The performance of the employed CAD system is comparable to the state of the art. Most studies report sensitivities at high FP rates. Achieving high sensitivity at low FP rates is technically challenging, but more suitable for clinical use, which is why it was included in current study. Mehre et al. [39] report sensitivities of 92.91 % at 3 FP/scan. Although this value is higher than the values shown at Table 4, their performance at lower FP rates is worse. To be able to get the values at lower FP rates, the sensitivities at 0.125, 0.25, 0.5, 1, 2, 4, 8 FP/scans from the FROC curve in [39] were estimated using WebPlotDigitizer5. The estimated sensitivities were 0.2, 0.34, 0.53, 0.73, 0.87, 0.96 and 0.98; yielding a LUNA16 score of 0.66, which is lower than the best scores reported in Table 5.
The improvement for lung nodule classification when using data balancing reported by Sui et al. [38], was larger with respect to the results obtained in this study. Detailed comparison is however difficult, as differences could be due to the different dataset, the limited amount of scans used in latter study (120 scans) and the low-dimensional feature space.

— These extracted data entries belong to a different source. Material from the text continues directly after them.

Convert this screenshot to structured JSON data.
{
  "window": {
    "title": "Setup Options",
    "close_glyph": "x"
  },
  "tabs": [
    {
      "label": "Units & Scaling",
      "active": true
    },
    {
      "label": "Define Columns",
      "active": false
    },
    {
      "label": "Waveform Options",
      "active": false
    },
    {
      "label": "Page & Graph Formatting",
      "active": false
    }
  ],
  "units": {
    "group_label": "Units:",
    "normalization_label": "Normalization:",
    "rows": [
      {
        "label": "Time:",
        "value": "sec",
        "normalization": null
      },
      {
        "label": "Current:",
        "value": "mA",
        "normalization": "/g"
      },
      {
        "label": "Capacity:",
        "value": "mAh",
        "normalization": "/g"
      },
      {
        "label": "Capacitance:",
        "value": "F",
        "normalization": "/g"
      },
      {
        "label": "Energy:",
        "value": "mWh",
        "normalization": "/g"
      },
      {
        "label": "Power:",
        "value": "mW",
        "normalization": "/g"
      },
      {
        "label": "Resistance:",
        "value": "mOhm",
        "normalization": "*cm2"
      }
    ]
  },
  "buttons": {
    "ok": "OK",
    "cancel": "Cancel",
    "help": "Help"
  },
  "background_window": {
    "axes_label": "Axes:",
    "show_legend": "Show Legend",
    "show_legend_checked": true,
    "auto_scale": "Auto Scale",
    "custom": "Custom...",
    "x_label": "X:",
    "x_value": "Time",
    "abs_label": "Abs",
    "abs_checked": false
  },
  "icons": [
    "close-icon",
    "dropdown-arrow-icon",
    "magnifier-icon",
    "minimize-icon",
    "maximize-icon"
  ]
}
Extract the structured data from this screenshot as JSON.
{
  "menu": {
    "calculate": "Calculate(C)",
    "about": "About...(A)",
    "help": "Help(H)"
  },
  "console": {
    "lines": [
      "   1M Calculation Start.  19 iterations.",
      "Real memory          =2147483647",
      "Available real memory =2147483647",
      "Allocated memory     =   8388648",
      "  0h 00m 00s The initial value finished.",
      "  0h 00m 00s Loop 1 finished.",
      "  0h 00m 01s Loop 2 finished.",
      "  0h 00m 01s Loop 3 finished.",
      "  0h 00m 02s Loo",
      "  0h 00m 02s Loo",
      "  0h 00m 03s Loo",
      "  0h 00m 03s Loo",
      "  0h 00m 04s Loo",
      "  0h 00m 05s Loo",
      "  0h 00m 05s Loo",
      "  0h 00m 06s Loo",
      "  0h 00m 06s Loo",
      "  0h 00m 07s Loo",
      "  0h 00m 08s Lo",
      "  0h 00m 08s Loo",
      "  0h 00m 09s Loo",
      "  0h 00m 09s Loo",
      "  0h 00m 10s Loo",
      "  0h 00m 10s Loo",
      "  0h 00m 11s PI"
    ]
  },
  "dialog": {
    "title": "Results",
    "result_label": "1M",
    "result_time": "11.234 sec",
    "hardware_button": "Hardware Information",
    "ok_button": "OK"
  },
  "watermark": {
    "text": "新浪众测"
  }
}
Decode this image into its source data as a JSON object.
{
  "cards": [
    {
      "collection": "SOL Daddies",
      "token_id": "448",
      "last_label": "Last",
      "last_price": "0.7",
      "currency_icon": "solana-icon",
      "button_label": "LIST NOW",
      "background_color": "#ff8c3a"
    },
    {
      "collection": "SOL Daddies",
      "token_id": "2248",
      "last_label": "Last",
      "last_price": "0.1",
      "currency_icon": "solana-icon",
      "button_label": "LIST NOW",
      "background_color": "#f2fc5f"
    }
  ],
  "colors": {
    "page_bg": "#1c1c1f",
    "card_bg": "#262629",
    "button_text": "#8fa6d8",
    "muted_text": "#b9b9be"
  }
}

The impact of proper data balancing can be seen when considering the results of the LUNA16 Challenge (https://luna16.grand-challenge.org/results/). In December of 2017, the ETROCAD system using SOM, ranked 15thout of 18 participants in track 1 of the competition (competition metric: 0.672). The same system, i.e. using the same candidate detector, feature extraction and classification; but using SMOTE or SMOTE-TL as a data balancing method instead of SOM, would achieve a 13th place (competition metric: 0.759) and become the highest ranking system based on handcrafted features (all the systems with higher scores use deep-learning techniques). One should consider the improvement was obtained without adding any additional data or priors to the classification problem.
5.-CONCLUSIONS
In this work, the influence of data balancing techniques on a lung CAD system was evaluated using a web-based framework. Data balancing techniques can be useful to improve the efficiency or boost the performance of classification. The use of data augmentation is always advisable since, although changes in the sensitivity may seem marginal for a big training set, an improvement in the quality of the detection in absolute values can be seen. These methods can have a significant impact on the training process of the SVM, making the generation of classification rules easier. For the application of lung nodule classification, SMOTE and SMOTE-TL were found to perform best, leading to a gain in sensitivity, in particular at lower FP rates. Although, balancing the data can improve the performance of the classification, this is only one factor to take into account in machine learning.